Finite improvements in SCI and mortality following repair of more complex TAA in our hands prompted an evolution in operative strategies for management of extent I-III TAA. Our current understanding was predominantly influenced by the concept of the spinal cord’s collateral network as originally described by Griepp et al. (11,12). Recent magnetic resonance angiography studies have elegantly demonstrated the existence of a robust network of collateral vessels which reconstitute the great radicular artery via intersegmental collaterals emanating from distal segmental arteries (many vertebral levels away) and even more distal pelvic and hypogastric branches (13). The existence of such collateral vessels argues in favor of assisted circulation techniques to support perfusion of these vessels intra-operatively during cross clamp application. Clinical and physiological support for this has been provided using intra-operative monitoring to detect spinal cord ischemia. Jacobs et al. clinically observed that in patients with complete occlusion of critical and distal intercostal vessels, MEPs were highly dependent upon maintenance of pelvic perfusion using atrial-femoral bypass with rapid deterioration in MEP amplitudes with temporary discontinuation of the bypass circuit during distal clamp application (17,27). Further clinical support for use of distal perfusion has been provided by Safi et al. who have reported on the reduction of SCI and mortality following institution of a combined adjuncts comprised of CSF drainage, passive hypothermia (32-34 ℃) and distal aortic perfusion (28). Using this adjunct combination these investigators effectively reduced overall SCI rates to 3.3%, with the majority of benefit derived from reduction of SCI in TAA types I and II from 31% to 9% (29).

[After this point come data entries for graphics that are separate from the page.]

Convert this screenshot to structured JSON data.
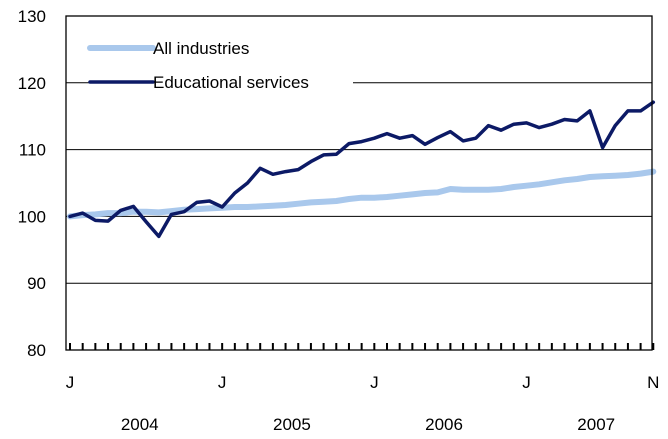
{
  "chart_data": {
    "type": "line",
    "title": "",
    "xlabel": "",
    "ylabel": "",
    "ylim": [
      80,
      130
    ],
    "yticks": [
      80,
      90,
      100,
      110,
      120,
      130
    ],
    "grid": "horizontal",
    "legend_position": "top-left",
    "x_start": "2004-01",
    "x_end": "2007-11",
    "x_tick_labels": [
      {
        "month_index": 0,
        "label": "J"
      },
      {
        "month_index": 12,
        "label": "J"
      },
      {
        "month_index": 24,
        "label": "J"
      },
      {
        "month_index": 36,
        "label": "J"
      },
      {
        "month_index": 46,
        "label": "N"
      }
    ],
    "year_labels": [
      {
        "year_start_index": 0,
        "label": "2004"
      },
      {
        "year_start_index": 12,
        "label": "2005"
      },
      {
        "year_start_index": 24,
        "label": "2006"
      },
      {
        "year_start_index": 36,
        "label": "2007"
      }
    ],
    "series": [
      {
        "name": "All industries",
        "color": "#a9c8ec",
        "values": [
          100.0,
          100.2,
          100.3,
          100.5,
          100.5,
          100.7,
          100.7,
          100.6,
          100.8,
          101.0,
          101.1,
          101.2,
          101.3,
          101.4,
          101.4,
          101.5,
          101.6,
          101.7,
          101.9,
          102.1,
          102.2,
          102.3,
          102.6,
          102.8,
          102.8,
          102.9,
          103.1,
          103.3,
          103.5,
          103.6,
          104.1,
          104.0,
          104.0,
          104.0,
          104.1,
          104.4,
          104.6,
          104.8,
          105.1,
          105.4,
          105.6,
          105.9,
          106.0,
          106.1,
          106.2,
          106.4,
          106.7
        ]
      },
      {
        "name": "Educational services",
        "color": "#0c1a66",
        "values": [
          100.0,
          100.5,
          99.4,
          99.3,
          100.9,
          101.5,
          99.2,
          97.0,
          100.3,
          100.7,
          102.1,
          102.3,
          101.4,
          103.5,
          105.0,
          107.2,
          106.3,
          106.7,
          107.0,
          108.2,
          109.2,
          109.3,
          110.9,
          111.2,
          111.7,
          112.4,
          111.7,
          112.1,
          110.8,
          111.8,
          112.7,
          111.3,
          111.7,
          113.6,
          112.9,
          113.8,
          114.0,
          113.3,
          113.8,
          114.5,
          114.3,
          115.8,
          110.3,
          113.6,
          115.8,
          115.8,
          117.1
        ]
      }
    ]
  }
}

The current review highlights progressively improved outcomes coincident with the evolution in operative strategy for extents I-III TAA. Although the benefit of an expedient operation seems intuitively logical, these data show that we have achieved significant improvement in operative mortality and SCI (1.7% combined) despite longer operating times, higher blood turnover, use of sequential aortic cross clamp application, and limited (~10%) intercostal re-implantation (16). Our comparative results suggest that our current techniques utilizing DAP to support the spinal cord’s collateral network and MEP monitoring to dictate selective intercostal re-implantation is the favored approach in treating patients with extents I-III TAA.
Disclosure: The authors declare no conflict of interest.